Robin pulled hard at the rope that bound his hands. If only he could get free and untie the others! But it was no use at all. He couldn’t undo the stiff knots.

Then he heard the sound of voices near the house. It seemed as if Kit had met someone. The children listened. Kit was coming back—without his bow and arrows!

“I say,” he said, “the dragon’s back from her walk! She’ll be furious if she sees you here in our garden. I’d better set you free. No—I shan’t have time! She’s coming to the summer-house, look! Now listen—stay absolutely still and quiet and maybe she won’t see you. I’ll go and hide somewhere and hope to set you free when she goes back to the house.”

Kit disappeared into the bushes. Almost at once the fierce-looking woman appeared, carrying a book. The children’s heart sank as she took a chair from the summer-house and sat down in it, opening her book.

They could not be seen from where the woman sat, so they all stayed as still as they could. Betty thought the name Kit had for her was very good. She really was fierce enough for a dragon!

And then Lucy got a tickle in her throat! She hardly dared to clear the tickle away, so she swallowed hard. But the tickle came back, even worse. She swallowed again—and then, alas! she coughed! It was rather a big cough, and it made the woman look up at once.

“Is that you, Kit?” she said. There was no answer. Poor Lucy tried to choke back her next cough, but it came loudly, though Robin frowned fiercely at her. The dragon got up at once.

She came round a big bush—and saw the three children tied up to the trees! She stared at them in such amazement that Betty wanted to laugh. It seemed as if the dragon really and truly could not believe her eyes!

Nobody said a word. Robin tried to look as if it was the most ordinary thing in the world to be tied to a tree in someone else’s garden. And then the dragon found her voice!

“WHAT are you doing here?” she asked. “How dare you come into my garden without permission? Who are you? Why have you tied yourselves up to my trees?”
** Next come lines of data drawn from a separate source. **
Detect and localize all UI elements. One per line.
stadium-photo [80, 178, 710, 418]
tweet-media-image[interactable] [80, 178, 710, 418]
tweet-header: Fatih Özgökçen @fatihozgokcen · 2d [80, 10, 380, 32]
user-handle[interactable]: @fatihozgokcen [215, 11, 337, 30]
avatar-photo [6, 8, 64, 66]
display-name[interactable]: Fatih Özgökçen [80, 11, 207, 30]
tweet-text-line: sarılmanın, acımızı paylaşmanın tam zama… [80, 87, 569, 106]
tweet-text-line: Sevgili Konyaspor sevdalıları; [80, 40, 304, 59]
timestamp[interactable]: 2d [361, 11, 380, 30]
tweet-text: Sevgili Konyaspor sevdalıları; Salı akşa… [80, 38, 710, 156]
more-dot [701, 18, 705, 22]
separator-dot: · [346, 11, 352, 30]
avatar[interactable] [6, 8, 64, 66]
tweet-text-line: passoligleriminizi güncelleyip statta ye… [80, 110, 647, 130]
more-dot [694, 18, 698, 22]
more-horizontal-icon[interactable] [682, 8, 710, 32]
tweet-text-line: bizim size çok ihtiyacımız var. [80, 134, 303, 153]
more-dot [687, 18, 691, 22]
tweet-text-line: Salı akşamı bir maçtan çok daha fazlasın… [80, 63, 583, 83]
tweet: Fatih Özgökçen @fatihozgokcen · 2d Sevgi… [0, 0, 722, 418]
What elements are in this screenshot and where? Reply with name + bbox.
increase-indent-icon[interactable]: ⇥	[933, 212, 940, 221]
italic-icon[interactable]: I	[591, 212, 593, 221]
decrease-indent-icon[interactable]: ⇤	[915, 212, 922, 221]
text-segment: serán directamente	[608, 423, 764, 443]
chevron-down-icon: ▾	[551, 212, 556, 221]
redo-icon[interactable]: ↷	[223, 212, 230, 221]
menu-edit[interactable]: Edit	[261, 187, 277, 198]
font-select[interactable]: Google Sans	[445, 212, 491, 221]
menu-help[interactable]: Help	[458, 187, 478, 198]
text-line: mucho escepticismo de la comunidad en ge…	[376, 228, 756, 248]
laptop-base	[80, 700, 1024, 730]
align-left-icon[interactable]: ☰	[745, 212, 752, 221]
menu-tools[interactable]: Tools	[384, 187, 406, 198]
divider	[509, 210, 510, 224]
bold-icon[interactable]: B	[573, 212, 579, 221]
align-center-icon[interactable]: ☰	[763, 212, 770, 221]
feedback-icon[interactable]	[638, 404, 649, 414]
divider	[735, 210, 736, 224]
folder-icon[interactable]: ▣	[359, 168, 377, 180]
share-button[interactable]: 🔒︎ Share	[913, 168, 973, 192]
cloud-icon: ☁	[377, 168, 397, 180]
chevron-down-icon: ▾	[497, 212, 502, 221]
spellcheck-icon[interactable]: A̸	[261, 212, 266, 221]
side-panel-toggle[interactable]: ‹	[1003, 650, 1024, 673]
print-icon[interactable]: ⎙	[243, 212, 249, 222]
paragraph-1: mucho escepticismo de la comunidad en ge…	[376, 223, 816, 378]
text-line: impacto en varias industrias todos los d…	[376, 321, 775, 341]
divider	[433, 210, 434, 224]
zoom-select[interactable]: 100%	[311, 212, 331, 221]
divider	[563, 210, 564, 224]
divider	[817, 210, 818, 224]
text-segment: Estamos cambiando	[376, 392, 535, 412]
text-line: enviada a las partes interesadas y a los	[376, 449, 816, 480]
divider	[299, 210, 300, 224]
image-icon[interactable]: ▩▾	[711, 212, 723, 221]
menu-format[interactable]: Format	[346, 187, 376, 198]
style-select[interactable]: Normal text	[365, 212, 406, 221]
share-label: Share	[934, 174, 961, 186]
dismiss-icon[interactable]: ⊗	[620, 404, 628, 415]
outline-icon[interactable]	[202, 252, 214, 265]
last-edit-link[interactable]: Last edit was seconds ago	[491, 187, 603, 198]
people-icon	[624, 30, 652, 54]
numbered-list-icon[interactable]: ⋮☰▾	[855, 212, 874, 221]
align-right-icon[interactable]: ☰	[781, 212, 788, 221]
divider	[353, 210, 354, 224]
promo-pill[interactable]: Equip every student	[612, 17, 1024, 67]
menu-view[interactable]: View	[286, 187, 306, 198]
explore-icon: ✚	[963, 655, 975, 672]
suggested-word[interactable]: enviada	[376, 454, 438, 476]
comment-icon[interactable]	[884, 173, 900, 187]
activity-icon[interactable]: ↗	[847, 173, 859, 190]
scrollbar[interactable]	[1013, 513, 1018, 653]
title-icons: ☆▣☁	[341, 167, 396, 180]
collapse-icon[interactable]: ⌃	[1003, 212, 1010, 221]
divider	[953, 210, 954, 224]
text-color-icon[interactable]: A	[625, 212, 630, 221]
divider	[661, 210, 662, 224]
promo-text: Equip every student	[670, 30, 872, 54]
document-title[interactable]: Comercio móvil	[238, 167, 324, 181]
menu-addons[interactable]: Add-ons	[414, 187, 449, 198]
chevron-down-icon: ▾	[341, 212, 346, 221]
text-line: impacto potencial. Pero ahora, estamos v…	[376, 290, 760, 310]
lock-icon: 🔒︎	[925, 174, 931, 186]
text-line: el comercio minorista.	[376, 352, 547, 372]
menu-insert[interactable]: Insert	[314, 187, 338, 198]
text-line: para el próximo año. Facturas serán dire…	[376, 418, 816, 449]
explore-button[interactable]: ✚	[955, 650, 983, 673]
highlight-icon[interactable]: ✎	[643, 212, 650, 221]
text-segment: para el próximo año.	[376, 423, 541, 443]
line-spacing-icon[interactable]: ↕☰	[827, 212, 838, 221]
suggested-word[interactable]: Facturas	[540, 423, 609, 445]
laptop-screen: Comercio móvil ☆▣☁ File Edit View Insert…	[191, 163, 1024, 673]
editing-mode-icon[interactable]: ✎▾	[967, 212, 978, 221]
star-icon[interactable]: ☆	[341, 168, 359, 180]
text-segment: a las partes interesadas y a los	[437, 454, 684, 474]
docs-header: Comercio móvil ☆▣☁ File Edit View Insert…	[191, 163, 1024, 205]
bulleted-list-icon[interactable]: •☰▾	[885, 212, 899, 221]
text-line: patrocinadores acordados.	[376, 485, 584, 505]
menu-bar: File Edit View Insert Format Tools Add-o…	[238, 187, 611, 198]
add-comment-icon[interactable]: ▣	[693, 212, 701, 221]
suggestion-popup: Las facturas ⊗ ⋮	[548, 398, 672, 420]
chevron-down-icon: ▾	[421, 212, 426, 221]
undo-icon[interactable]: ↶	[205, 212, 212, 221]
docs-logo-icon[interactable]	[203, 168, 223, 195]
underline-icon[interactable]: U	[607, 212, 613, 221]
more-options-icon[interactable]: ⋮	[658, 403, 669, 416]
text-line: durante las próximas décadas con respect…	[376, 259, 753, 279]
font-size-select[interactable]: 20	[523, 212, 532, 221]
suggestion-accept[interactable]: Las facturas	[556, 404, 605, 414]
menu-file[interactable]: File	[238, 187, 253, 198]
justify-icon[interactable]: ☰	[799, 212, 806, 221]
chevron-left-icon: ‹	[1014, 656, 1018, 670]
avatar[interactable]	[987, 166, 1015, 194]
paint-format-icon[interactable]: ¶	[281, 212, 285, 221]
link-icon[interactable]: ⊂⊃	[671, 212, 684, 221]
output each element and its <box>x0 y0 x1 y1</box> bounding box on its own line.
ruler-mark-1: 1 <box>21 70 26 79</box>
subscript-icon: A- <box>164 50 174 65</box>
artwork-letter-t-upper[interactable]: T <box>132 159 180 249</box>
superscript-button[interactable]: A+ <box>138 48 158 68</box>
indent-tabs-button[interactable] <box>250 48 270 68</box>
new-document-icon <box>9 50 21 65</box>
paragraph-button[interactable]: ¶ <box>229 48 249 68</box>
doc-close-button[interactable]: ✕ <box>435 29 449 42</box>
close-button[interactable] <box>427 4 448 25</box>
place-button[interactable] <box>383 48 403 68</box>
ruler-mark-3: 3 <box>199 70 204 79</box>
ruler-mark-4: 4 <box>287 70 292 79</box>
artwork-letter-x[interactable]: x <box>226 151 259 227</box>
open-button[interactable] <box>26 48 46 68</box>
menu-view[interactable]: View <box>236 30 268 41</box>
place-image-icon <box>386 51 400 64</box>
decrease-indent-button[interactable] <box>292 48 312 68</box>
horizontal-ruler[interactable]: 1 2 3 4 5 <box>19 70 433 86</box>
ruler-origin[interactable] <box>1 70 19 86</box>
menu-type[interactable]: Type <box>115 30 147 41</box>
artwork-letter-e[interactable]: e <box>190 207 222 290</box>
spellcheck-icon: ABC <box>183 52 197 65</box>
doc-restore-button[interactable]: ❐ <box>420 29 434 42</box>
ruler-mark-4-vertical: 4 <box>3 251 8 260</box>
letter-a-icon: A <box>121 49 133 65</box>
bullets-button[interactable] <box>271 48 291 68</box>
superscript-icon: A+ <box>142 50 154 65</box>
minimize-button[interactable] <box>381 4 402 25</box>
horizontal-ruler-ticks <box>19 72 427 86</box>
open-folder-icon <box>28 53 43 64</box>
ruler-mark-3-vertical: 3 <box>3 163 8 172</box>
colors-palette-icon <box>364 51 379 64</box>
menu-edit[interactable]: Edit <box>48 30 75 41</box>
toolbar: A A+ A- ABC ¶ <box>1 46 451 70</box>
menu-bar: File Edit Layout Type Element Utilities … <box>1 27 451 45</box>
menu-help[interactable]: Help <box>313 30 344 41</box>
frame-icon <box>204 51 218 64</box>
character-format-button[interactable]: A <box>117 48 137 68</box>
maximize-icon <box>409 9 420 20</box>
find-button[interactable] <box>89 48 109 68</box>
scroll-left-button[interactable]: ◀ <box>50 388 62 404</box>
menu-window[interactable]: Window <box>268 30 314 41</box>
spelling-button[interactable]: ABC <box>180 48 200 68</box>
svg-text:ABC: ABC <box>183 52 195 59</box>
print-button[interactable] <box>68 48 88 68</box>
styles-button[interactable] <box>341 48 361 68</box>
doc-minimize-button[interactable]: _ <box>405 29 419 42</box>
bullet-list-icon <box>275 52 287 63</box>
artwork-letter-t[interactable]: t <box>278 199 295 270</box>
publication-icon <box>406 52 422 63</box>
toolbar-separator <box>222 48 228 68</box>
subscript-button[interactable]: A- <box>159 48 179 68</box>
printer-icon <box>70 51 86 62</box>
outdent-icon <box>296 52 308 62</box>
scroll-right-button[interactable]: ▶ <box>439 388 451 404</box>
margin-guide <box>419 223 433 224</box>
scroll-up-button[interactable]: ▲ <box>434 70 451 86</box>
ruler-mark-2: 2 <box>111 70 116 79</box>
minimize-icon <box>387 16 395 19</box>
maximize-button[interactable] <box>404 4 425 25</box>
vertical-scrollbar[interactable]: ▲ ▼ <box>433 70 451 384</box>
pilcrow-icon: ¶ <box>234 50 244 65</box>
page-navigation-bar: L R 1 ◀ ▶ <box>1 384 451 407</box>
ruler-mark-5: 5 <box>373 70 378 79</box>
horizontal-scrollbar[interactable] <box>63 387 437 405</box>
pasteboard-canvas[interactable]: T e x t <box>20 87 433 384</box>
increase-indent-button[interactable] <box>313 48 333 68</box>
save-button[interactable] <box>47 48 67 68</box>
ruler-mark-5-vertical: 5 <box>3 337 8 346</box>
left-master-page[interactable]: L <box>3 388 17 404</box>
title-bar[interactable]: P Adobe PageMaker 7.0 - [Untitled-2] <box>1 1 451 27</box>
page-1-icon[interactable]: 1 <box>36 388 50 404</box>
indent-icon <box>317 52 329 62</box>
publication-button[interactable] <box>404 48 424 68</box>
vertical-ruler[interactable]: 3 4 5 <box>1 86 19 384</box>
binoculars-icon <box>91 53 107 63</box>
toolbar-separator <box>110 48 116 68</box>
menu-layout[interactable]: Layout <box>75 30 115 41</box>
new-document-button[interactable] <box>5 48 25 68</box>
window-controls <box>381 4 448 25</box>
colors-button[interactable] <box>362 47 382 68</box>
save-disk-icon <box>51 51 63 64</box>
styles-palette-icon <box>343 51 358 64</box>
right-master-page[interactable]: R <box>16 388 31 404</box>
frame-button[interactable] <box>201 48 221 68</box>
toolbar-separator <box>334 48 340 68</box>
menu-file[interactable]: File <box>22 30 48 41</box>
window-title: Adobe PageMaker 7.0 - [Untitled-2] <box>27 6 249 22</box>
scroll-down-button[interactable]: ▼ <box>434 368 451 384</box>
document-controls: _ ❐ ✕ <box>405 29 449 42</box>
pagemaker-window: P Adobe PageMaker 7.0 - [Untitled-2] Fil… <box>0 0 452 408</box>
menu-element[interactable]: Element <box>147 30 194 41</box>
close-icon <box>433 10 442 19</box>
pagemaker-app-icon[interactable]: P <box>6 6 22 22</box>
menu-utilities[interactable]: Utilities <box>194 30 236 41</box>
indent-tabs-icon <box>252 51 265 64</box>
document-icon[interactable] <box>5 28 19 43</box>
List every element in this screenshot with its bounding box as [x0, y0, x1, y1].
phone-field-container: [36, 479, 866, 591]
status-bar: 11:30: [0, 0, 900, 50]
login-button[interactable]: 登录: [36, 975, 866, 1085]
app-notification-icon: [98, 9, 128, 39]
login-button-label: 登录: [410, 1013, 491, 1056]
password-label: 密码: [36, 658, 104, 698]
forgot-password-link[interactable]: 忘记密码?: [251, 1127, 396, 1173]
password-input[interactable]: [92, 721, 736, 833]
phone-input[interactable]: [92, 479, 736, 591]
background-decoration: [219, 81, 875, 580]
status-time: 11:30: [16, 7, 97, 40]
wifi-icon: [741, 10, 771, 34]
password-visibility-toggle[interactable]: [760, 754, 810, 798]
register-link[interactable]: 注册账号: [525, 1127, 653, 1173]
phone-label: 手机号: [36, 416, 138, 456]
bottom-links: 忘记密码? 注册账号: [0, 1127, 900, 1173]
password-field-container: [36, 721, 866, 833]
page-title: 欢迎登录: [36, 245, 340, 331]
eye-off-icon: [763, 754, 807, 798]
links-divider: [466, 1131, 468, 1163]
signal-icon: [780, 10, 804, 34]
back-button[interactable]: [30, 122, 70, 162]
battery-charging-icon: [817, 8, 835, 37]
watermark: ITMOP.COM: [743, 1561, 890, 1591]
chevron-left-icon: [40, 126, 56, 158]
“We’re the children from next door,” said Robin. “We came to play with the boy here.”

Then the woman said a most astonishing thing. “Boy!” she said. “A boy here! There’s no boy here at all! You must be mad. I shall complain to your mother about you. You are never to come here again. As for there being a boy here, you are quite mistaken. Whoever told you that has not told you the truth. There is no child here at all.”

The children listened to all this in the greatest amazement. Robin was about to say that the boy had tied them up, when he caught sight of Kit signalling to him from a bush behind the dragon’s back. It was plain that Kit did not want Robin to say anything more.

The dragon undid Robin’s ropes and the boy then set his sister and cousin free. “Now, if I catch you here again I shall quite probably spank the whole lot of you,” said the fierce woman. “And remember what I’ve said—there is NO BOY HERE!”

The children fled home, puzzled and frightened. “It is a mystery,” said Robin solemnly when they were safe in their own garden again. “A real mystery. Why should that woman tell such a story? Girls, we’ve GOT to find out what it’s all about!”